Unexpected Measurements

First – and this shouldn’t have come as a surprise – the urge to precision can be thwarted. The box was custom built, by reasonably talented folks, but not engineered so much as hacked. This meant that my efforts to measure ran into a kind of sloppiness of fabrication that I hadn’t expected. The box has a metal top and sides – made from bent steel much like HVAC ductwork, and a faceplate. The metal of the top and sides is drilled to attach the faceplate, but the faceplate is not actually attached the way it was aparrently supposed to be. Unused holes are evenly spaced around, and the faceplate is really just floating behind where it was supposed to be mounted. In other places, holes are misaligned and ended up unused. The jankiness makes it difficult to measure, but also: should I recreate unused holes? Should I attach the plate the way it was originally meant to be attached? I think yes, but it’s not completely clear. Metrology Image

Second, I don’t think I was prepared for how fake the box would be. It’s large, imposing, and scientistic. But as I looked, I realized that the steel construction was exactly the same technique that I’d used in projects I’d done before, when trying to simulate scientific equipment on the cheap. It’s not built like actual lab equipment of the time would have been built. Honestly, an art school student might have built it. The way the sheet metal was constructed is almost exactly the way I made the data tape recorders for the NLP project. The sound of the shocks was just a doorbell with the bell removed. The whole thing was held together with a pair of bookshelf brackets exactly like what I used for cheap and light rigidity in Freedom Flies.
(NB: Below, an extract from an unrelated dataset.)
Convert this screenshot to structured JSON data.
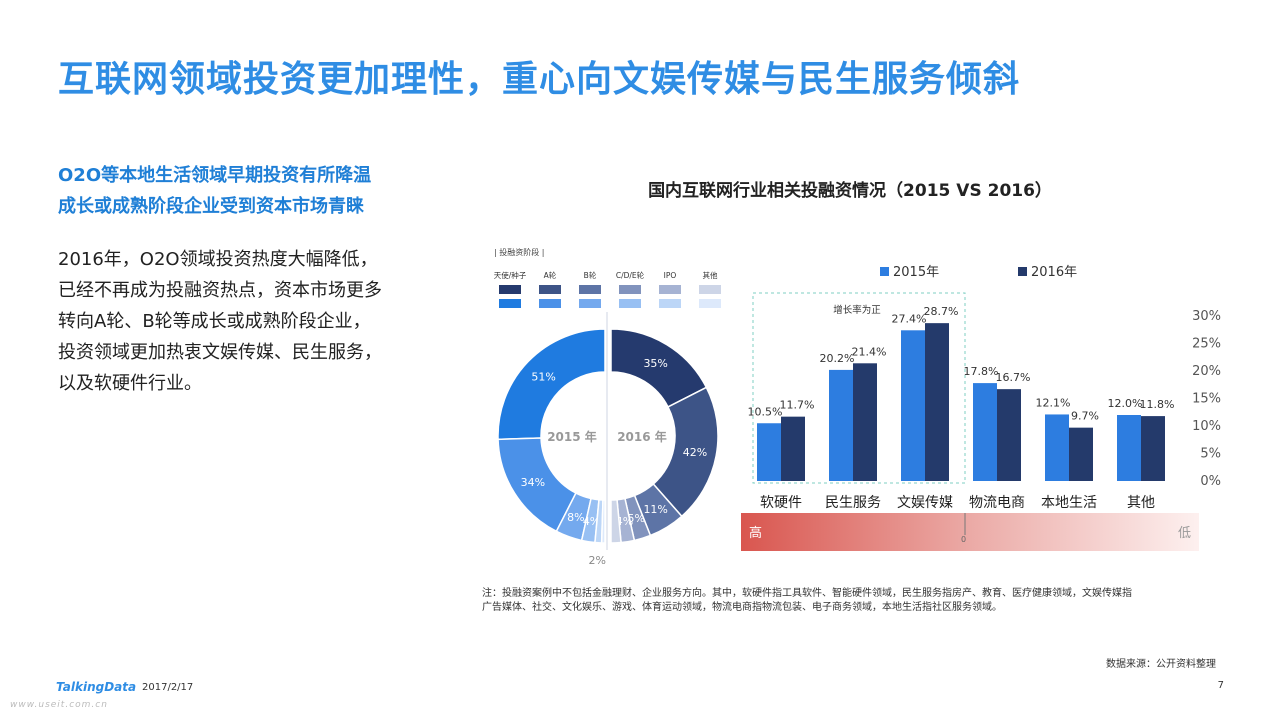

I’ve been thinking about building a copy of the Milgram box since early in the Covid pandemic, but over exactly two years it never occurred to me that my prior work in building fake science for art – NLPCharacter Input, and the massive instrument panels of Control – was almost exactly what Milgram had built. I was doing it in an art context, he was doing it in an experimental psychology context, but the objects were as identical as could be imagined, even with decades between them.

A day later, I’m not sure how I feel about this. I think this adds depth to the project, but I nonetheless feel a bit confused, if not deflated. I’m used to being the one who builds simulacra, lies designed to reveal bigger truths. I’ve never built a simulacrum of a simulacrum, and I’m worried that it might be more recursive a project than I usually gravitate toward, like the brief craze in the 2000s to remake older films frame-for-frame. I guess I have learned that I prefer honest moral clarity in my fakes. Balanced with this vauge sense of whipping back the curtain only to find that I was the Wizard of Oz, I did feel a material connection to the work that I hadn’t expected. Complicated day!

Colorful wires and 1960s electrical components are visible through the uncovered back of a black box on a white table: Stanley Milgram's 'shock box' experimental device
Chris Csikszentmihalyi / Cummings Center for the History of Psychology
Can you see the bookshelf brackets? One is visible near the right edge of the box.